Plivo’s CTO Michael Ricordeau writes …
I’ve been exploring AI and wanted to test a few things on my own because that’s what I enjoy doing as CTO at Plivo. I wanted to learn about OpenAI tools and build something useful for the company at the same time. The result was our new /askplivo chatbot for Slack.
We have a lot of resources on our website, including API documentation, blog posts, and use case guides. It can be challenging for our employees to navigate through them and find what they want.
Occasionally, I would see questions popping up on our Slack channels about a feature, or telecom regulations (I’m looking at you, 10DLC), or country coverage. If we could have a Q&A chatbot assistant capable of answering questions instead of waiting (desperately, sometimes) for a co-worker to reply we could be more productive.

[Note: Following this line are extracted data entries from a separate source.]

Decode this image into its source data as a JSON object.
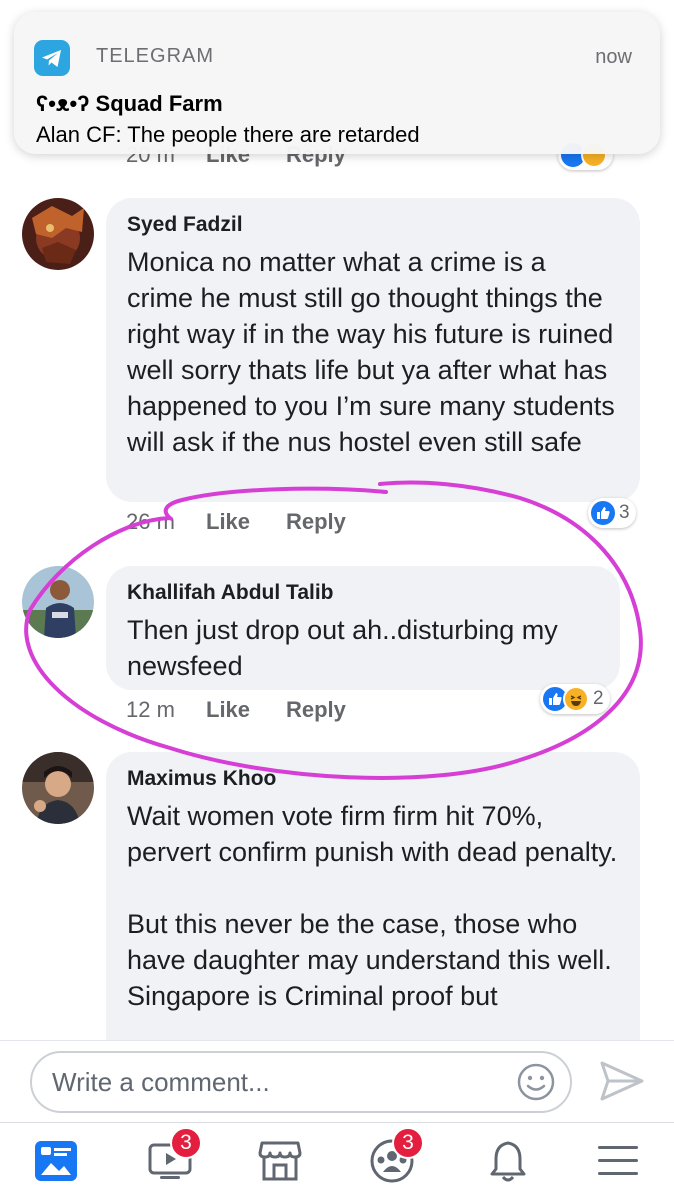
{
  "notification": {
    "app": "TELEGRAM",
    "time": "now",
    "title": "ʕ•ᴥ•ʔ Squad Farm",
    "body": "Alan CF: The people there are retarded"
  },
  "comments": [
    {
      "time": "20 m",
      "like_label": "Like",
      "reply_label": "Reply"
    },
    {
      "author": "Syed Fadzil",
      "text": "Monica no matter what a crime is a crime he must still go thought things the right way if in the way his future is ruined well sorry thats life but ya after what has happened to you I’m sure many students will ask if the nus hostel even still safe",
      "time": "26 m",
      "like_label": "Like",
      "reply_label": "Reply",
      "reaction_count": "3"
    },
    {
      "author": "Khallifah Abdul Talib",
      "text": "Then just drop out ah..disturbing my newsfeed",
      "time": "12 m",
      "like_label": "Like",
      "reply_label": "Reply",
      "reaction_count": "2"
    },
    {
      "author": "Maximus Khoo",
      "text": "Wait women vote firm firm hit 70%, pervert confirm punish with dead penalty.\n\nBut this never be the case, those who have daughter may understand this well. Singapore is Criminal proof but"
    }
  ],
  "composer": {
    "placeholder": "Write a comment..."
  },
  "tabbar": {
    "watch_badge": "3",
    "groups_badge": "3"
  },
  "colors": {
    "facebook_blue": "#1877f2",
    "badge_red": "#e41e3f",
    "annotation_magenta": "#d63fd6"
  }
}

For instance, imagine you’re a Plivo support engineer and a customer is asking whether Plivo supports SMS in France. (I use France as an example because that’s where I’m from, but you can use any other country; we support more than 190.) With a chatbot, you could get an answer in less than a minute.

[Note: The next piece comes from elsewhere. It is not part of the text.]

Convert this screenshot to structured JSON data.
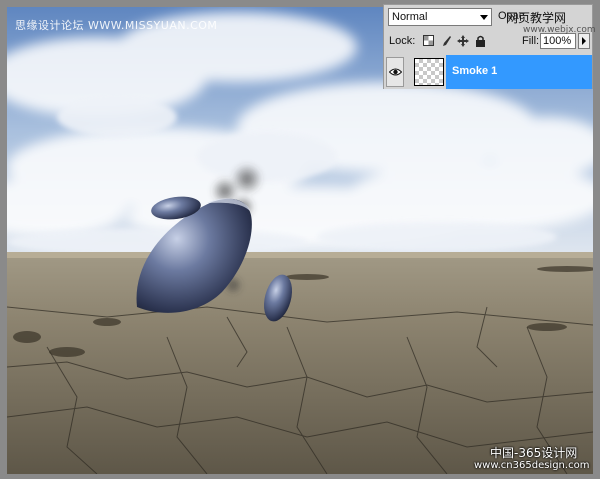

Because my goal was to learn more about AI and OpenAI, I started exploring how I could build a chatbot that used Plivo’s content enhanced with the power of AI. I wanted something that would be smart enough to answer with relevant information and not hallucinate, which is a well-known problem.
Designing the AI chatbot
I like Python for prototyping and MVP because the syntax is simple, and I’ve been using it for 20 years. Granted, it’s not super performant, but I’m not planning to build the next Google here. I wanted a lightweight web framework, so I used Flask to expose the API to interact with Slack and RQ to process jobs in the background.
For AI, I found LangChain, a Python (and TypeScript) framework that abstracts many of the LLM and indexing parts. It’s well-integrated with the OpenAI API.

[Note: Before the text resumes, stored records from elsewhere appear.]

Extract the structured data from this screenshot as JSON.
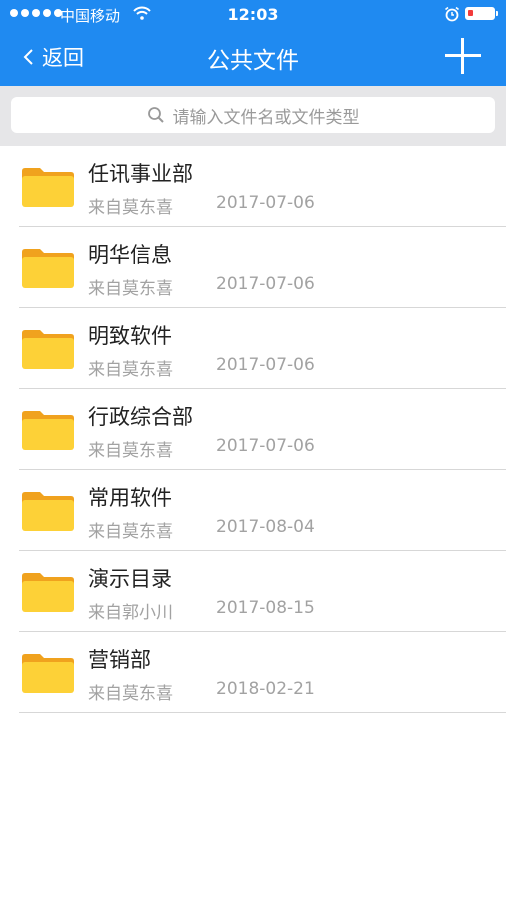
{
  "status": {
    "carrier": "中国移动",
    "time": "12:03",
    "battery_color": "#f23b3b"
  },
  "nav": {
    "back_label": "返回",
    "title": "公共文件",
    "add_icon": "plus-icon",
    "bg_color": "#1f8af1"
  },
  "search": {
    "placeholder": "请输入文件名或文件类型",
    "icon": "search-icon"
  },
  "folders": [
    {
      "name": "任讯事业部",
      "source": "来自莫东喜",
      "date": "2017-07-06"
    },
    {
      "name": "明华信息",
      "source": "来自莫东喜",
      "date": "2017-07-06"
    },
    {
      "name": "明致软件",
      "source": "来自莫东喜",
      "date": "2017-07-06"
    },
    {
      "name": "行政综合部",
      "source": "来自莫东喜",
      "date": "2017-07-06"
    },
    {
      "name": "常用软件",
      "source": "来自莫东喜",
      "date": "2017-08-04"
    },
    {
      "name": "演示目录",
      "source": "来自郭小川",
      "date": "2017-08-15"
    },
    {
      "name": "营销部",
      "source": "来自莫东喜",
      "date": "2018-02-21"
    }
  ]
}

To store, index, and query (search) the data, I wanted to use a vector database. I had many challenges choosing one: I tried RedisSearch and FAISS but ended up using Qdrant; the cloud version offers a free tier that was good enough for my use case, and it’s written in Rust, so it’s memory-efficient.
Finally, I picked Fly to host the software. I wanted to test Fly because it’s cheap and easy to deploy and scale with a Dockerfile, and I didn’t want to use Heroku anymore.
Here’s how everything fits together:
Technical details and pain points
Building the application was both fun and a learning experience.
I had high hopes for using FAISS, but it’s not compatible between x86_64 and arm64 architectures, so if, like me, you’re developing on an arm64-based Apple M1/M2, you cannot build your FAISS index file and upload it to your x86_64 server — and the Fly hosting platform doesn’t support arm64. I turned instead to Qdrant.
To feed the data in the Qdrant vector database, I took the Plivo website sitemap.xml file, scraped all of the URLs, extracted the content, and transformed it into LLM embeddings, then inserted it in Qdrant. If you do this, be warned that OpenAI will bill you for the embeddings.
Next, I loaded the documents. LangChain, by default, tries to load all documents in memory, so I got quite a lot of OOM killer in my Fly instance. I didn’t want to triple the memory usage (and my bill), so I built a data importer to process documents in chunks instead of loading everything in one shot. Also, LangChain has no GitHub data importer, so I wrote one.
At this point, I had the resources I needed for the chatbot hosted on Fly. I should note that while most of the tools I used are lightweight and fast enough for our use case, OpenAI can be a bottleneck. If you use the GPT-4 model, response time can take up to two minutes, depending on the complexity of your question. I had to change the API timeout for the OpenAI Python SDK to 180 seconds.
Once I had the back end set up, the next step was to create the Slack bot app from the Slack admin console. I’ve documented the process of configuring and deploying the application in the README page of the project’s GitHub repository.
Why don’t we consult the oracle?
After a few hours of development time, I had a working chatbot. Here’s what using it looks like.
Et voilà!
Want to develop something like the /askplivo bot? Check out my code — it’s open source, so feel free to use it and fork it. You’ll find there’s room for improvement and a few challenges to overcome:
- The search query is optimized for text. Most of the time, it won’t use the GitHub indexed code; I need to dig into that.
- It occasionally hallucinates responses — making up a 10DLC API resource, for instance. I’m planning to experiment with Anchor GPT to fix that.
- If you add new documents, you have to re-index all documents from scratch, which is slow and costly.
- There is no chat session concept — each question/response is always unrelated to the previous ones. I’m not sure we need this feature.
If you use the code, and especially if you enhance it in a way it can benefit others, feel free to contribute and send a PR.